2. Why is the area of SAN management so different from other enterprise storage management functions (or is it)?
3. What are some general guidelines/suggestions for someone trying to evaluate the various SAN management software offerings currently available?
Continued from Part I
2. Before SANs, and with the exception of mainframe storage, most enterprise storage management consisted of an application provider complaining to the datacenter operations staff that their system just crashed due to insufficient storage space. The application manager would try to delete as many un-needed files as possible and bring the server back up until the operations staff could add more disk space (if possible). Does this sound familiar to anyone?
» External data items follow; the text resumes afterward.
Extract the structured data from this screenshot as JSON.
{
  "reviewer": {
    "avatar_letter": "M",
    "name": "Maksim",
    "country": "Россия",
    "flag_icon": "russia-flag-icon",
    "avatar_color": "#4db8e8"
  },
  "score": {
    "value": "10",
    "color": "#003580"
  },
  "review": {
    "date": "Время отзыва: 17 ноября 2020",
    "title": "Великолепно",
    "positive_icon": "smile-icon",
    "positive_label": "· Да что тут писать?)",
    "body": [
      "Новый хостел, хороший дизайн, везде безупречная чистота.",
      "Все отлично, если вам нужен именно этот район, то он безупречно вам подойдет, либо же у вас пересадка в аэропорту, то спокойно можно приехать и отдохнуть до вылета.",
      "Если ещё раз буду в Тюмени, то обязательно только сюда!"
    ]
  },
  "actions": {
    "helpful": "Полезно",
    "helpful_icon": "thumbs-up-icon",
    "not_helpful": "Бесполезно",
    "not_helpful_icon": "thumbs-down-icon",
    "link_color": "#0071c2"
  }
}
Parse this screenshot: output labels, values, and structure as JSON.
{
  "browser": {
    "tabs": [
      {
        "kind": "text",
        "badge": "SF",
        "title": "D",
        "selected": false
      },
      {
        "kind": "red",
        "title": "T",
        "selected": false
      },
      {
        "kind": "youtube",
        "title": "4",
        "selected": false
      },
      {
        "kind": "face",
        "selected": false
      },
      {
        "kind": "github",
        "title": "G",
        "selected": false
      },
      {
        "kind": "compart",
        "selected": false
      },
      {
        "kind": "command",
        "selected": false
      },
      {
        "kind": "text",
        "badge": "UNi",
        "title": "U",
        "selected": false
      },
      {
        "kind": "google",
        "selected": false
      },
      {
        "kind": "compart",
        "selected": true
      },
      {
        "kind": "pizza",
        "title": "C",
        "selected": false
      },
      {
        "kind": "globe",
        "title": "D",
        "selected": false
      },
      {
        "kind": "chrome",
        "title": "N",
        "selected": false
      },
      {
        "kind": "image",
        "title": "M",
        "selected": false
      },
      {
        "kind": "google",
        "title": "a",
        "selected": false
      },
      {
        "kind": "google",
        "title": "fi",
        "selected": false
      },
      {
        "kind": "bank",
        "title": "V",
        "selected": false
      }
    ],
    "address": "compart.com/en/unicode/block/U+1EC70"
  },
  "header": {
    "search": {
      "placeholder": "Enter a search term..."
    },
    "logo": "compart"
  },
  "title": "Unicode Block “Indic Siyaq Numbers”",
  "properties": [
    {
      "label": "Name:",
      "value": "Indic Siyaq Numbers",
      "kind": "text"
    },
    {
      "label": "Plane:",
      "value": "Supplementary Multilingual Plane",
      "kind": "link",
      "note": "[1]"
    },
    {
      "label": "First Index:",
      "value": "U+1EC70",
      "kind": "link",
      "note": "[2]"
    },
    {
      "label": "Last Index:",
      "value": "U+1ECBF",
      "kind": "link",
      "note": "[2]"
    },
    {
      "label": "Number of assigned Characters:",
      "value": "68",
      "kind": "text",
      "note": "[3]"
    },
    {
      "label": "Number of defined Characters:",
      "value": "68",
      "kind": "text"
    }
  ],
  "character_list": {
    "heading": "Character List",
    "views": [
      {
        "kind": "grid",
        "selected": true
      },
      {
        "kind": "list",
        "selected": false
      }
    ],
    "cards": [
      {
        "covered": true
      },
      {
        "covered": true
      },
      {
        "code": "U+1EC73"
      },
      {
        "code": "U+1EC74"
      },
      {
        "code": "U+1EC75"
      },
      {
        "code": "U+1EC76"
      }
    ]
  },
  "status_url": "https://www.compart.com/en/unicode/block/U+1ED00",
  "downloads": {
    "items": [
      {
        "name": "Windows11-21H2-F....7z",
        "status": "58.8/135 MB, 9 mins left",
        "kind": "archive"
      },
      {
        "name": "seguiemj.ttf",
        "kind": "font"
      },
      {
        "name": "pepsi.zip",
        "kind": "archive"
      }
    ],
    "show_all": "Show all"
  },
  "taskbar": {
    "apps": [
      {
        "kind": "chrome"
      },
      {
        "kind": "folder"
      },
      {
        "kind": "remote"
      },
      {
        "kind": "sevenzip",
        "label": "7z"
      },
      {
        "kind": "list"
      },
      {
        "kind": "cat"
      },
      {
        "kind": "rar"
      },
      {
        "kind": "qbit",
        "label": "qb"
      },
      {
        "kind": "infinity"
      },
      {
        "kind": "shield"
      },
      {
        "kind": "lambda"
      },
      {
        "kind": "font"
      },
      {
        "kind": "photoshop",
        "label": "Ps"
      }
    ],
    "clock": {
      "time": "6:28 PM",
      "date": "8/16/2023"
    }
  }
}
This is why SANs with their centralized pools of professionally allocated storage has been such a boon to business. No more planned downtime to add more disks, no more system crashes due to storage deficiencies. Everything is now always backed up and managed, and in some cases, even highly available or disaster tolerant. Where it used to take many operations staff with knowledge of many different OS platforms and server types, can now be done by a single SAN manager with good SAN management software. It's all about doing more with less these days.
3. Look for a software vendor who will be around awhile. Look for a vendor who can provide easy element management. Look for a vendor who is not going to lock you in. Look for a vendor that provides a scriptable interface to enable automation. Ultimately, either choose or integrate a product that provides management for all tasks listed in the answer above.
Try and choose software that can manage all the aspects of your SAN environment. Your choices today may be limited, although the near future holds great promise. I would recommend a framework approach so you can tie in your storage management with your system and network management. This will enable you to view all your system, network and storage traps/alarms from a central console. Use the software provided by the storage vendor as a "storage element" manager, and make sure your storage vendor can tie into a framework like Tivoli, Unicenter, Veritas, Open View, etc. so you can "drill down" into the vendor's array and manage it.